We’d heard numerous reports of the exceptional street side eating to be had here, even on Thai standards, but the milling, giggling families and endless intriguing trinket stalls momentarily distracted us from what we were really there for. Walking through the winding streets felt like a strange mix of Arabic Souk and London’s Camden market, with each stall offering something largely unique. Further along the river, the stalls started to change slowly from clothes and curios, to food vendors peddling their various specialities. It was the smells that wafted over the early evening breeze that led us first to a street side BBQ, offering everything from grilled whole chickens on lemongrass skewers, to pork belly and chilli kebabs. Keen for us to try her cooking, our beaming host handed us sample after sample, before sending us on our way laden with a selection of goodies for just 50 Thai Bhat (around £1.20). Ducking between stalls and heading for the river, we found an oasis of calm on the riverbank as groups of friends and couples gazed on at yet another wondrous Mekong sunset.

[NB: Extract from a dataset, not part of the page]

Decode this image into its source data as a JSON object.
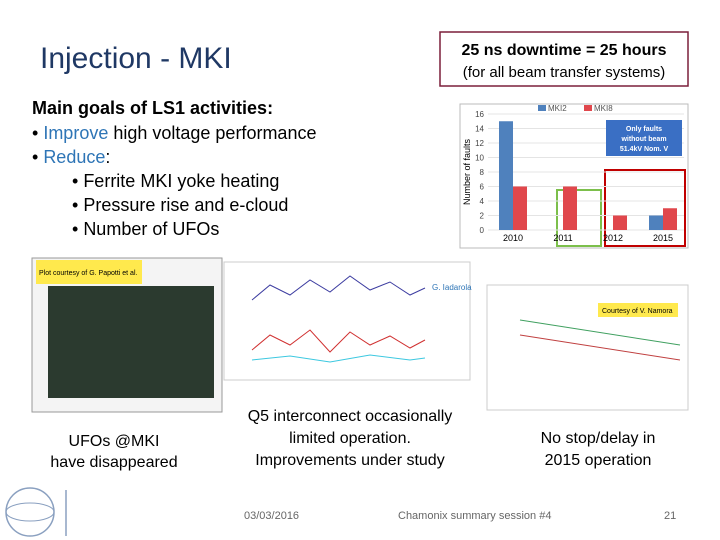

Our meaty goodie bag, still piping hot having left the charcoals just minutes earlier, delivered a wonderfully fragrant punch of chilli and lime over juicy hunks of meat. Taste buds alight, I left my partner to guard our spot and ventured back into the throng, only to emerge minutes later armed with Chicken Satay skewers (the length of the queue suggested this was a local favourite), and a selection of what can only be described as spherical pancakes with an odd, gooey filling. All delicious, if not to this day somewhat of a mystery.
Whiling away the evening on the river bank was almost cinematically perfect, with the soundtrack provided by a faint tannoy system playing a mixture of music and what we assumed to be news or information. The mood changed suddenly when a piece of music was announced slightly louder than the rest, and the whole scene immediately froze and everyone stood respectively still until the tune changed. We could only assume that this was to do with the recent passing of Thailand’s king, with signs of respect still peppering everyday life.
With the sun then well below the horizon, the festivities outlasted our stamina, and we exited stage left, allowing another gaggle of hungry customers to take our place.